Attendant une jambe en appui l'autre en extension et eut égard à la discipline empruntée de politesse, elle tournait son buste face à l'ouverture d'où s'échappait l'invariable réponse de celui-ci :
— Bonsoir mademoiselle Truchet ! À demain mademoiselle Truchet !
— À demain monsieur le directeur.
Ainsi parée de cette attention quotidienne, elle pouvait sortir de l'ancienne échoppe de barbier par la porte vitrée sur laquelle elle retournait le panneau indiquant les heures de fermeture au public. Le carillon réactivait son retour dans les soucis et tracas de la vie ordinaire, son angoisse.
Parfois, il lui arrivait de croiser sur le trottoir mademoiselle Ronchon. Depuis sa mise à la retraite, son ancienne voisine prenait le temps de se promener sur ce Cours de la Liberté qu'elle avait maintes fois remonté en ayant la peur au ventre d'arriver en retard. De cette dame elle avait appris la ponctualité, la discipline dans ce travail où le mot vérification chapeautait toute action quotidienne. Devant une boisson chaude, les demoiselles se racontaient leurs écarts de centimes, leurs performances liées au modernisme des ordinateurs. Elles se plaisaient à trouver dans les yeux de chacune d'elle le caractère qui leur ressemblait le plus, la jeunesse perdue ou le professionnalisme absolu.
À dix-neuf heures trente, Générosa la femme de ménage commençait son service dans le cabinet des comptables. Nettoyage succinct des sols, vidage des poubelles peu encombrées, et surtout le vendredi soir elle passait un temps supplémentaire dans le bureau de mademoiselle Truchet. Scellés l'un en face de l'autre, deux miroirs monumentaux occupaient les murs diamétralement opposés. Ils donnaient à la pièce cette profondeur digne des grands salons de coiffure. Générosa fut impressionnée au début, car elle se sentait surveillée par une multitude de femmes de ménage lui ressemblant. Cette étrangeté renforçait son envie d'accomplir son travail de nettoyage au mieux, au plus vite nécessitant pourtant une bonne vingtaine de minutes. Parfois, elle s'amusait avec son propre reflet, disparaissait de la surveillance des ses clones, réapparaissait brusquement en lançant un coucou ! gonflé de rire et de bonne humeur. Un sourire, une grimace, un geste, toute action étaient multipliés à l'infini.

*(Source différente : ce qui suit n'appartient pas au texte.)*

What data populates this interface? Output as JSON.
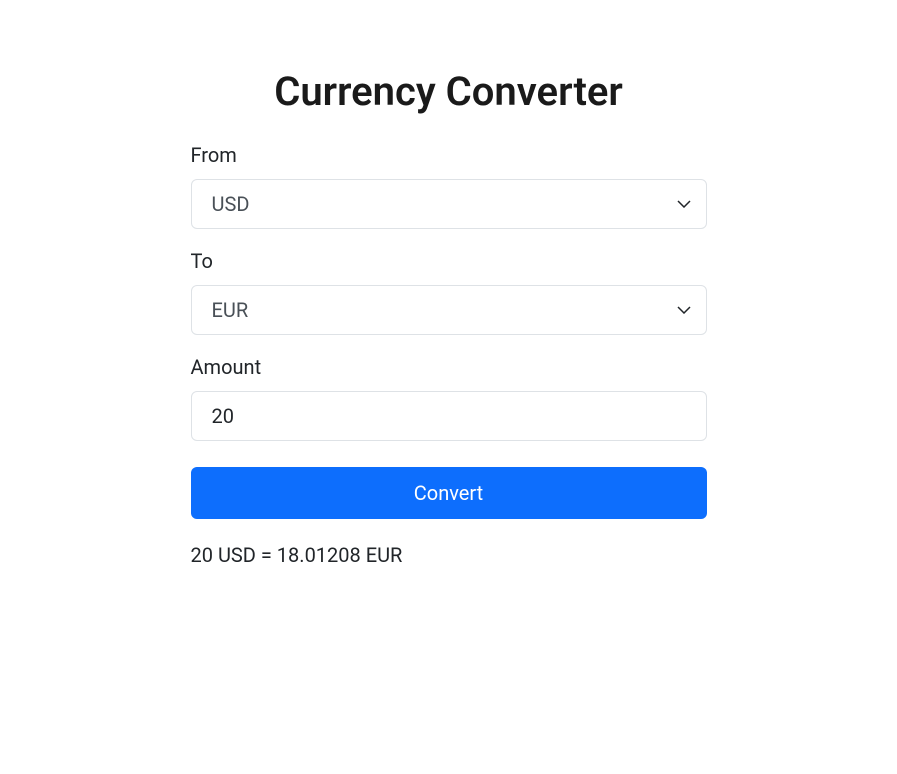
{
  "title": "Currency Converter",
  "form": {
    "from": {
      "label": "From",
      "value": "USD"
    },
    "to": {
      "label": "To",
      "value": "EUR"
    },
    "amount": {
      "label": "Amount",
      "value": "20"
    },
    "convert_label": "Convert"
  },
  "result": "20 USD = 18.01208 EUR"
}
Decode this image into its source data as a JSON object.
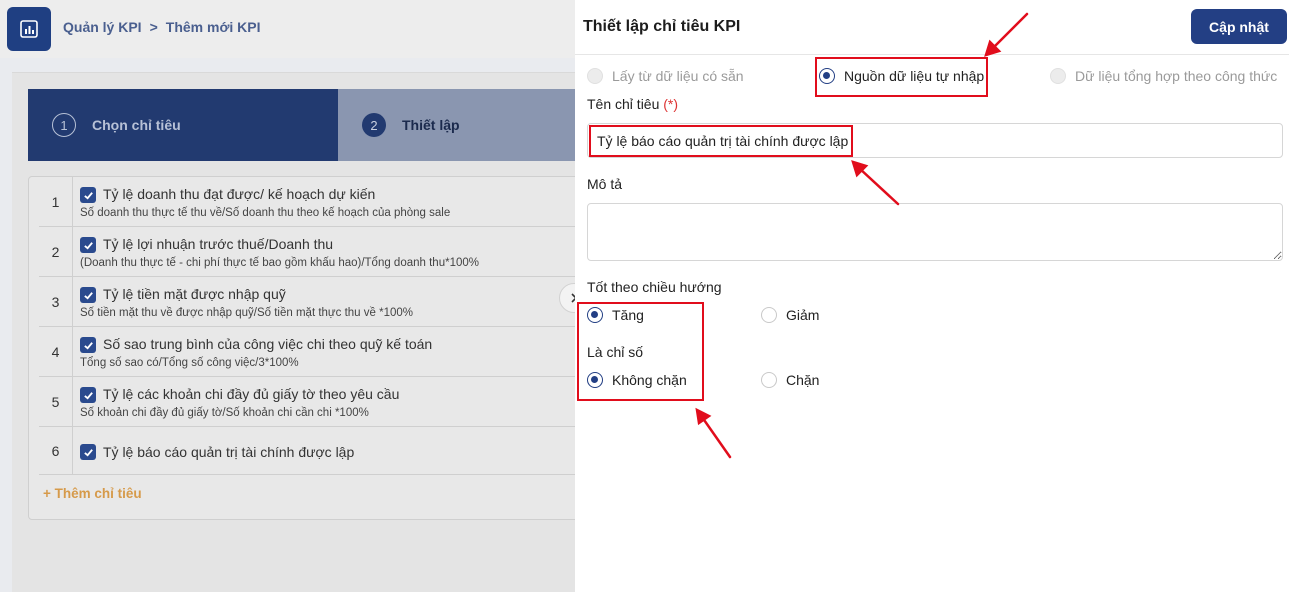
{
  "breadcrumb": {
    "root": "Quản lý KPI",
    "separator": ">",
    "current": "Thêm mới KPI"
  },
  "steps": [
    {
      "number": "1",
      "label": "Chọn chỉ tiêu"
    },
    {
      "number": "2",
      "label": "Thiết lập"
    }
  ],
  "kpi_list": [
    {
      "index": "1",
      "title": "Tỷ lệ doanh thu đạt được/ kế hoạch dự kiến",
      "formula": "Số doanh thu thực tế thu về/Số doanh thu theo kế hoạch của phòng sale"
    },
    {
      "index": "2",
      "title": "Tỷ lệ lợi nhuận trước thuế/Doanh thu",
      "formula": "(Doanh thu thực tế - chi phí thực tế bao gồm khấu hao)/Tổng doanh thu*100%"
    },
    {
      "index": "3",
      "title": "Tỷ lệ tiền mặt được nhập quỹ",
      "formula": "Số tiền mặt thu về được nhập quỹ/Số tiền mặt thực thu về *100%"
    },
    {
      "index": "4",
      "title": "Số sao trung bình của công việc chi theo quỹ kế toán",
      "formula": "Tổng số sao có/Tổng số công việc/3*100%"
    },
    {
      "index": "5",
      "title": "Tỷ lệ các khoản chi đầy đủ giấy tờ theo yêu cầu",
      "formula": "Số khoản chi đầy đủ giấy tờ/Số khoản chi cần chi *100%"
    },
    {
      "index": "6",
      "title": "Tỷ lệ báo cáo quản trị tài chính được lập",
      "formula": ""
    }
  ],
  "add_kpi_label": "+ Thêm chỉ tiêu",
  "drawer": {
    "title": "Thiết lập chỉ tiêu KPI",
    "update_label": "Cập nhật",
    "source_options": [
      {
        "label": "Lấy từ dữ liệu có sẵn",
        "state": "disabled"
      },
      {
        "label": "Nguồn dữ liệu tự nhập",
        "state": "checked"
      },
      {
        "label": "Dữ liệu tổng hợp theo công thức",
        "state": "disabled"
      }
    ],
    "name_label": "Tên chỉ tiêu",
    "required_mark": "(*)",
    "name_value": "Tỷ lệ báo cáo quản trị tài chính được lập",
    "description_label": "Mô tả",
    "description_value": "",
    "direction_label": "Tốt theo chiều hướng",
    "direction_options": [
      {
        "label": "Tăng",
        "state": "checked"
      },
      {
        "label": "Giảm",
        "state": "unchecked"
      }
    ],
    "index_label": "Là chỉ số",
    "index_options": [
      {
        "label": "Không chặn",
        "state": "checked"
      },
      {
        "label": "Chặn",
        "state": "unchecked"
      }
    ]
  },
  "colors": {
    "primary": "#233f84",
    "annotation": "#e10d1c",
    "accent_orange": "#d69a4a"
  }
}
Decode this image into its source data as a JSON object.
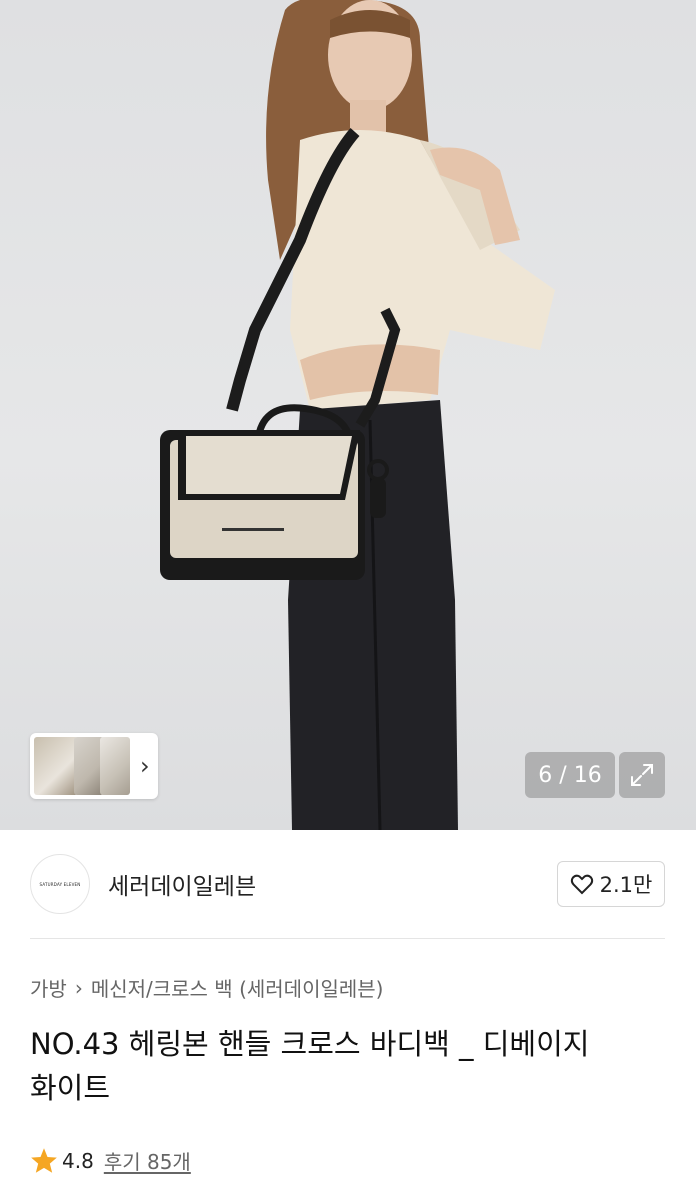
{
  "gallery": {
    "counter": "6 / 16",
    "icons": {
      "next": "chevron-right-icon",
      "expand": "expand-icon"
    }
  },
  "seller": {
    "logo_text": "SATURDAY ELEVEN",
    "name": "세러데이일레븐",
    "like_count": "2.1만"
  },
  "breadcrumb": {
    "items": [
      "가방",
      "메신저/크로스 백 (세러데이일레븐)"
    ]
  },
  "product": {
    "title_line1": "NO.43 헤링본 핸들 크로스 바디백 _ 디베이지",
    "title_line2": "화이트",
    "rating": "4.8",
    "reviews": "후기 85개",
    "star_color": "#f5a623"
  }
}
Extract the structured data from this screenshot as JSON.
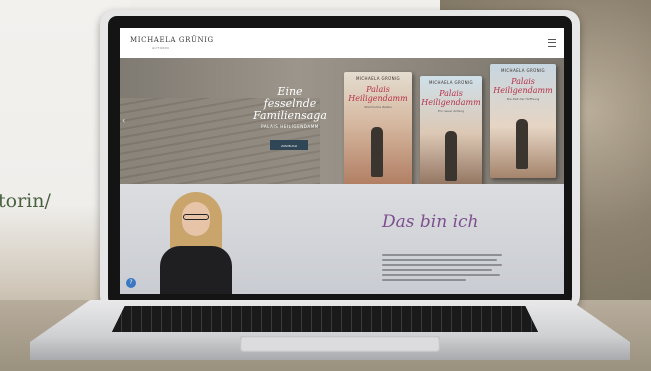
{
  "background": {
    "partial_text": "torin/"
  },
  "site": {
    "logo": "MICHAELA GRÜNIG",
    "logo_sub": "AUTORIN",
    "hero": {
      "title_line1": "Eine fesselnde",
      "title_line2": "Familiensaga",
      "subtitle": "PALAIS HEILIGENDAMM",
      "button_label": "ZUM BUCH"
    },
    "books": [
      {
        "author": "MICHAELA GRÜNIG",
        "title": "Palais Heiligendamm",
        "subtitle": "Stürmische Zeiten"
      },
      {
        "author": "MICHAELA GRÜNIG",
        "title": "Palais Heiligendamm",
        "subtitle": "Ein neuer Anfang"
      },
      {
        "author": "MICHAELA GRÜNIG",
        "title": "Palais Heiligendamm",
        "subtitle": "Die Zeit der Hoffnung"
      }
    ],
    "about": {
      "title": "Das bin ich"
    }
  },
  "colors": {
    "hero_button": "#2f4656",
    "about_title": "#7d4f8f",
    "book_title": "#b6314a",
    "help_icon": "#3a78c2"
  },
  "icons": [
    "menu-icon",
    "chevron-left-icon",
    "help-icon"
  ]
}
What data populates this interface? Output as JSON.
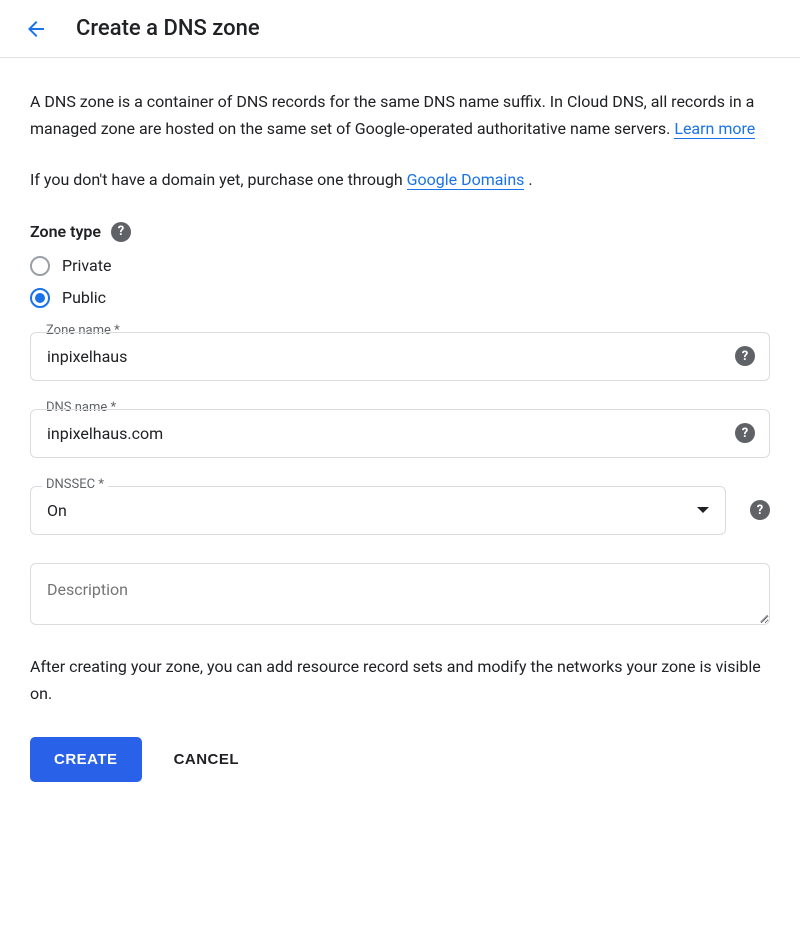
{
  "header": {
    "title": "Create a DNS zone"
  },
  "intro": {
    "text_before_link": "A DNS zone is a container of DNS records for the same DNS name suffix. In Cloud DNS, all records in a managed zone are hosted on the same set of Google-operated authoritative name servers. ",
    "link": "Learn more"
  },
  "domain_note": {
    "text_before": "If you don't have a domain yet, purchase one through ",
    "link": "Google Domains",
    "text_after": " ."
  },
  "zone_type": {
    "label": "Zone type",
    "options": {
      "private": "Private",
      "public": "Public"
    },
    "selected": "public"
  },
  "fields": {
    "zone_name": {
      "label": "Zone name *",
      "value": "inpixelhaus"
    },
    "dns_name": {
      "label": "DNS name *",
      "value": "inpixelhaus.com"
    },
    "dnssec": {
      "label": "DNSSEC *",
      "value": "On"
    },
    "description": {
      "placeholder": "Description"
    }
  },
  "after_note": "After creating your zone, you can add resource record sets and modify the networks your zone is visible on.",
  "buttons": {
    "create": "CREATE",
    "cancel": "CANCEL"
  },
  "help_glyph": "?"
}
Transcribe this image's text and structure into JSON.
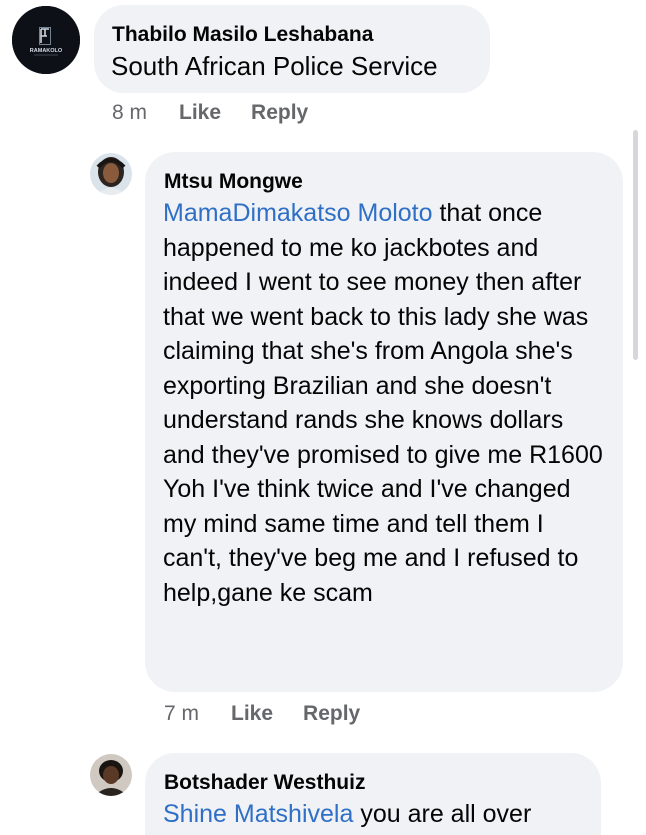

Même un soir, il lui prit l'envie d'imiter avec l'aide de son balai serpillère, la scène de retrouvailles d'avec sa chienne Pépette, qui trop heureuse de revoir sa maitresse lui manifestait une joie sans limites et c'est seulement sur le ton autoritaire que Générosa arrivait à calmer ses ardeurs démonstratives. Un réalisateur de caméra cachée aurait eu grand succès en diffusant ce jeu de rôle improvisé.
Pour finir, d'un bref coup de chiffon elle dépoussiérait le cadre protégeant le diplôme d'honneur de mademoiselle Truchet, en ayant cette réflexion. Ça doit être triste de travailler toute seule ici, devant ces miroirs qui vous surveillent sans cesse.
Porte fermée, lumières éteintes, les miroirs au repos s'abimaient de vide.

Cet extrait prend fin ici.